En tout cas, avant que Kam et Brakiss n’atteignent les niveaux supérieurs. Resté seul au rez-de-chaussée, je découvris une petite pièce creusée dans la muraille même du temple. Les ingénieurs y avaient laissé deux ou trois sacs de couchage et des armoires de campagne. Des couvertures et des draps étaient pliés dans un coin. Je lançai mon sac sur un des lits et souris. Cet endroit me paraissait familier. J’y étais bien. Pourquoi ? Je l’ignorais.
— Je pensais que je vous retrouverais ici…, dit Luke Skywalker en entrant.
— Je ne suis pas censé être là ?
— Une pièce parfaite pour vous, croyez-moi ! (D’un geste, il déplaça une des armoires de cinquante centimètres sur la gauche.) Regardez sur le troisième bloc de pierre à partir de la porte.
J’avançai dans la direction indiquée et m’accroupis.
Je grattai sans peine la moisissure, révélant une inscription que je lus en souriant.
— « L’Empire ou nous ! Pas de compromis ! Biggs Darklighter, Wedge Antilles, Jed Porkins. »
— À l’époque, ils s’étaient installés ici.
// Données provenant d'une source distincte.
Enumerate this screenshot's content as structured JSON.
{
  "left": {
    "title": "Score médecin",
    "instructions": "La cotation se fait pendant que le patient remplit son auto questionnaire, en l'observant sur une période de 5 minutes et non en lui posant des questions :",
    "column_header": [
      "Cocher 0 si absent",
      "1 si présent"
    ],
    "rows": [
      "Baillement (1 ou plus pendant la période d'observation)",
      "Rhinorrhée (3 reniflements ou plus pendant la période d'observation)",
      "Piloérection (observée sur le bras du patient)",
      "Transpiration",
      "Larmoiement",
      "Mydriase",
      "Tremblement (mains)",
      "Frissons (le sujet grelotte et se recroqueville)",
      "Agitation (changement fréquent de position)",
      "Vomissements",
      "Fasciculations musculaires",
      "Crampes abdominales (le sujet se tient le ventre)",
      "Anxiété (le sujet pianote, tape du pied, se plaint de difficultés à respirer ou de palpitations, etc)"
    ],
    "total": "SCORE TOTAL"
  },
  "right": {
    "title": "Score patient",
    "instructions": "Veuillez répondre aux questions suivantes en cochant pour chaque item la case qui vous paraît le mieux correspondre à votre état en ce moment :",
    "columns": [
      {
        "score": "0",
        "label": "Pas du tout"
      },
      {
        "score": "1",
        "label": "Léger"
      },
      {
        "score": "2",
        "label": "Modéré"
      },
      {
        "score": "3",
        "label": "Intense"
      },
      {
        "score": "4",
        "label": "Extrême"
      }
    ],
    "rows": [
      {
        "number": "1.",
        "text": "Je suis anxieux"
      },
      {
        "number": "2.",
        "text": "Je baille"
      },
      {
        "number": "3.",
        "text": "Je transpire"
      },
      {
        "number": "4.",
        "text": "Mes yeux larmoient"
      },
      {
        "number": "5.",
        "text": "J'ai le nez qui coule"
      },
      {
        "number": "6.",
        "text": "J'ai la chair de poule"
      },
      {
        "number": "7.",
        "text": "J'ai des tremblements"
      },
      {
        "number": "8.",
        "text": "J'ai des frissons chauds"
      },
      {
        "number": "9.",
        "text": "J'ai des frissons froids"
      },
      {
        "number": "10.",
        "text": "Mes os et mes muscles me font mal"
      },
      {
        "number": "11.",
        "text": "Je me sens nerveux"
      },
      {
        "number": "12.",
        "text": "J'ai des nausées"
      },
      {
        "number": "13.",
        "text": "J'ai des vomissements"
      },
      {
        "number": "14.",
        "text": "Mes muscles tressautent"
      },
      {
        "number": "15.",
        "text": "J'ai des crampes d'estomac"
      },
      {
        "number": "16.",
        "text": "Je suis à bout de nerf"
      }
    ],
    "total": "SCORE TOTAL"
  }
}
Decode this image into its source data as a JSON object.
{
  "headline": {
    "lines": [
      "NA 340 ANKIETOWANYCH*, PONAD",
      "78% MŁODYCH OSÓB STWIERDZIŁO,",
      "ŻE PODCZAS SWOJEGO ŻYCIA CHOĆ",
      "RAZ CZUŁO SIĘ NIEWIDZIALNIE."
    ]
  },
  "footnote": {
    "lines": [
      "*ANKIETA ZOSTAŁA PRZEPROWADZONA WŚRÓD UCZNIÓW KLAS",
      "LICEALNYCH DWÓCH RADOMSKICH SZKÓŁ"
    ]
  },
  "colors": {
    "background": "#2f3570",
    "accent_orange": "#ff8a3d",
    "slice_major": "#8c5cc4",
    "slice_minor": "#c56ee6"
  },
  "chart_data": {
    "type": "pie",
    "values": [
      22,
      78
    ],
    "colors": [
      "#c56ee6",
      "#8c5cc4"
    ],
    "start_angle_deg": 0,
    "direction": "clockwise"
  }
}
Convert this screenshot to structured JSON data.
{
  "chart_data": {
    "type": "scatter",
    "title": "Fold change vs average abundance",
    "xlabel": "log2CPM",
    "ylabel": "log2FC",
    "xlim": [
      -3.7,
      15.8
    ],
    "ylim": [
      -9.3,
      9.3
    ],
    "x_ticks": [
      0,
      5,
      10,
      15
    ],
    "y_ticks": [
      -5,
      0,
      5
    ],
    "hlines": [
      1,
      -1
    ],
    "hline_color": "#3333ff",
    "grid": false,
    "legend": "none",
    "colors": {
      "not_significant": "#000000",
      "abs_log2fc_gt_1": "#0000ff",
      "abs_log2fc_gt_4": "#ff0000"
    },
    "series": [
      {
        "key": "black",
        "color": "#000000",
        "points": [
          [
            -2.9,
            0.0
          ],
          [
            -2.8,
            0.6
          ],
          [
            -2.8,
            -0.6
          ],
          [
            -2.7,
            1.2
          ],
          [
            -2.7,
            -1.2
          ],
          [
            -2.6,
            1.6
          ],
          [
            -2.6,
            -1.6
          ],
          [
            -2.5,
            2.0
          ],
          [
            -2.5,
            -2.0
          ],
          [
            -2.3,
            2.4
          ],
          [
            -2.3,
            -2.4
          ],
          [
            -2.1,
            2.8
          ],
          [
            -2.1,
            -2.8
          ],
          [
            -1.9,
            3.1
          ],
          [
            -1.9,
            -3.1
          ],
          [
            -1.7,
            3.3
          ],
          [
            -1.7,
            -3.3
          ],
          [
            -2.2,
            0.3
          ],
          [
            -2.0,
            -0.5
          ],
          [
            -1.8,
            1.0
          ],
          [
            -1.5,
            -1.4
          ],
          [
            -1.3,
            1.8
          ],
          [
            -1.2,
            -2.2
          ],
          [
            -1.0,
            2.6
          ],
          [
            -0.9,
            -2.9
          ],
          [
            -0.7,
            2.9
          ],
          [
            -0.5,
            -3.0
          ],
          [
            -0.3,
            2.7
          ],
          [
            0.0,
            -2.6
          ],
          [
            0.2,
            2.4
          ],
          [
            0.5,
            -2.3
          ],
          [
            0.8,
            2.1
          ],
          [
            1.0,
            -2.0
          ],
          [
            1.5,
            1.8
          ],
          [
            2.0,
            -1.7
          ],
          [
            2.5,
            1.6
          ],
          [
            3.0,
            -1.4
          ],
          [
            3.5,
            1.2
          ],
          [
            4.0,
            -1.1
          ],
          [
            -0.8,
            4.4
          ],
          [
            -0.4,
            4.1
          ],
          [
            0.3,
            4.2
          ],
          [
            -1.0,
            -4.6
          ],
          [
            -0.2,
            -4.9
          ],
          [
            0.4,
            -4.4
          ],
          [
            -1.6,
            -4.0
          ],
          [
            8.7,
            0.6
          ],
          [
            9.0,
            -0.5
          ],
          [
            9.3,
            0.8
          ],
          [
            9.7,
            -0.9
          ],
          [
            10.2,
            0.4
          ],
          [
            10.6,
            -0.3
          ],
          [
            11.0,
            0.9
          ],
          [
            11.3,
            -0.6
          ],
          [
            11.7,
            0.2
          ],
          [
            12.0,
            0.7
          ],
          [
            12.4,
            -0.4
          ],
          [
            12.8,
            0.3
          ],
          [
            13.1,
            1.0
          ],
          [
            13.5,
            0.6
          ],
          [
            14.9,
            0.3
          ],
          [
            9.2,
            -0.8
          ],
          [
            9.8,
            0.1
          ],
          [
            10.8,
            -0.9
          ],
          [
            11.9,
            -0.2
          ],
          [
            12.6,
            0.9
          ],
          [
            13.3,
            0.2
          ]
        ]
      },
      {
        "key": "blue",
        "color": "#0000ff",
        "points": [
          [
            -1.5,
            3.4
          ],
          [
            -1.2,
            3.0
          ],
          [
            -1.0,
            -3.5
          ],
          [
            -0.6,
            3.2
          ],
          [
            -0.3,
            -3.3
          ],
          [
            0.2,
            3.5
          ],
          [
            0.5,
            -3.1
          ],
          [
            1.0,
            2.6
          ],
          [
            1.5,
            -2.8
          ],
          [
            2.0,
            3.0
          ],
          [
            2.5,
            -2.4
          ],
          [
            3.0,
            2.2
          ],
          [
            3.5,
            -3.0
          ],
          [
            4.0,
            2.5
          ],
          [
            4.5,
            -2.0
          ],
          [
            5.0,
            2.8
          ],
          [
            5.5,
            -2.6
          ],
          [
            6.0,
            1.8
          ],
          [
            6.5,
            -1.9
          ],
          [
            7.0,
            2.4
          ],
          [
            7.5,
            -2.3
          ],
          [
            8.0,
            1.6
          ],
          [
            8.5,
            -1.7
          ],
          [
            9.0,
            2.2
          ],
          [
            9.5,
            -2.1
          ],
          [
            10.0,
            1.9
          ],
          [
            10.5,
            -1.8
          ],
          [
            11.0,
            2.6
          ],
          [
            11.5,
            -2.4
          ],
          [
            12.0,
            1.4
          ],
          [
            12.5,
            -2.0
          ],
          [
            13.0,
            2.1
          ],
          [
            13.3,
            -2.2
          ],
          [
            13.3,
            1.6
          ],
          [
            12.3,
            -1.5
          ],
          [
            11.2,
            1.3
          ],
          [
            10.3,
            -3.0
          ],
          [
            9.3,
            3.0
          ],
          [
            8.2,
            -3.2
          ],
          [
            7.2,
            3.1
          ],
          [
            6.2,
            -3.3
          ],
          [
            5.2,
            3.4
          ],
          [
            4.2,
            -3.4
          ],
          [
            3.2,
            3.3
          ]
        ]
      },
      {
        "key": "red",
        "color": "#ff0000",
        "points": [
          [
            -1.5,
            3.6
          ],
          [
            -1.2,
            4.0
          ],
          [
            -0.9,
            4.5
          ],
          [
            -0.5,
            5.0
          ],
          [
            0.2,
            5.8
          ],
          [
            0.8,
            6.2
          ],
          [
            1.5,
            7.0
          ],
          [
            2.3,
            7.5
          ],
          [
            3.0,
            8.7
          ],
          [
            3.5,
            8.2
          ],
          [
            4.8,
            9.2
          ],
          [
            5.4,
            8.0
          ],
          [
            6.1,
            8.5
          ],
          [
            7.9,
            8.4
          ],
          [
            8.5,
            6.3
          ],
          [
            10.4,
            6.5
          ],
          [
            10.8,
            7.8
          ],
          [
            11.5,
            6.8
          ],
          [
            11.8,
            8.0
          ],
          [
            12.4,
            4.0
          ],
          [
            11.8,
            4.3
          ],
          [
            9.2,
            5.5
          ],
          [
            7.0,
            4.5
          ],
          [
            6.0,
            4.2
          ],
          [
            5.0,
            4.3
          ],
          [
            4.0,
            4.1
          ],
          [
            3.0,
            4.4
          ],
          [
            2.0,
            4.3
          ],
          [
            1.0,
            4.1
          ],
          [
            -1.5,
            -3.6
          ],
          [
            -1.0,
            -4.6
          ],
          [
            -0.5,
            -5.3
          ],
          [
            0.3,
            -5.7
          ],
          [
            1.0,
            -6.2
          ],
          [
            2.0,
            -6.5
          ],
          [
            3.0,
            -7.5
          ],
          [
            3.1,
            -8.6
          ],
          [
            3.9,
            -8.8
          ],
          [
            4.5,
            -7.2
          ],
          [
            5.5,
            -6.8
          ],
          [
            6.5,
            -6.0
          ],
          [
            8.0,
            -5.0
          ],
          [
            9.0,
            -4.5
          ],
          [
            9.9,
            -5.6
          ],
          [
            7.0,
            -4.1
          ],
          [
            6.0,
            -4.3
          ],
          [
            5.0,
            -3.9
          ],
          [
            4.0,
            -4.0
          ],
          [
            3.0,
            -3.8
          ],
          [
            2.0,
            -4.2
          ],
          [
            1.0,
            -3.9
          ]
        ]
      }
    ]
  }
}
Arrivé par la suite, j’étais à l’étage au-dessus. Nous nous retrouvions chez eux pour parler avant de repartir au combat… Nous étions trop excités pour dormir. Mais nous pensions nous en tirer tous vivants. Cette inscription était un pied de nez à la mort, un défi lancé au néant. S’ils ne survivaient pas, et si la Rébellion était écrasée, leurs noms subsisteraient quelque part…
— Mais votre victoire a assuré qu’on ne les oubliera jamais. Vos actes ont changé la vie de milliards de gens dans la galaxie.
— Nos actes actuels changeront la vie de milliards de gens.
Me redressant, je me tournai vers lui.
— J’aimerais m’excuser pour les questions que j’ai posées… Vous êtes un maître, et moi, je suis là pour apprendre. Je ne voulais pas vous manquer de respect.
— Vous ne m’avez pas offensé. Vos questions étaient pertinentes, mais sans rapport avec la Force. C’est normal, puisqu’elle vous est encore étrangère. Yoda, mon maître, me jugeait trop impatient : un étudiant impossible. À cet égard, vous êtes beaucoup mieux loti que moi. Par nature, vous avez tendance à la réflexion et au soupçon. Ça pourrait devenir un problème. Le doute élève des murs et prépare le terrain à la peur. Il compromet l’usage serein de la Force.
— Alors, au risque d’alimenter vos inquiétudes, j’aimerais vous poser une autre question.
— Je vous en prie.
— Vous avez dit que Kam et Brakiss avaient tous les deux fait l’expérience du Côté Obscur de la Force. Vous ne nous avez pas réunis pour les placer sous ma surveillance, n’est-ce pas ?
— Pas du tout ! Lors du retour de l’Empereur, j’ai aussi succombé au Côté Obscur. Pour diverses raisons, qui me parurent valables à l’époque… Beaucoup d’entre elles, quand j’y repense, me posent encore des problèmes. Mon expérience m’a apporté une compréhension du Côté Obscur vitale pour mieux le combattre. Ensuite, l’amour de ma sœur et de mes amis m’a permis de reprendre la bonne voie. Ce fut ma rédemption ! En tournant le dos au mal, Brakiss et Kam ont aussi commencé leur retour vers la lumière. Je veux les aider à s’en sortir tout à fait.
Oubliez vos soupçons. Ne pensez plus, sentez ! Votre mission n’est pas de surveiller ces repentis, mais d’apprendre à leur contact. (La voix de Luke se durcit.) À un moment de votre vie, le Côté Obscur vous tentera aussi ! Il vous séduira en vous offrant tout sur un plateau. Tirez parti des souffrances de vos compagnons, pour que leur force devienne la vôtre quand vous serez mis à l’épreuve.
— Je comprends.
— Bien. Dormez sur vos deux oreilles, Keiran Halcyon. Ce qui vous attend vous semble peut-être moins difficile que la destruction d’une Étoile Noire, mais croyez-moi, ce sera tout aussi important.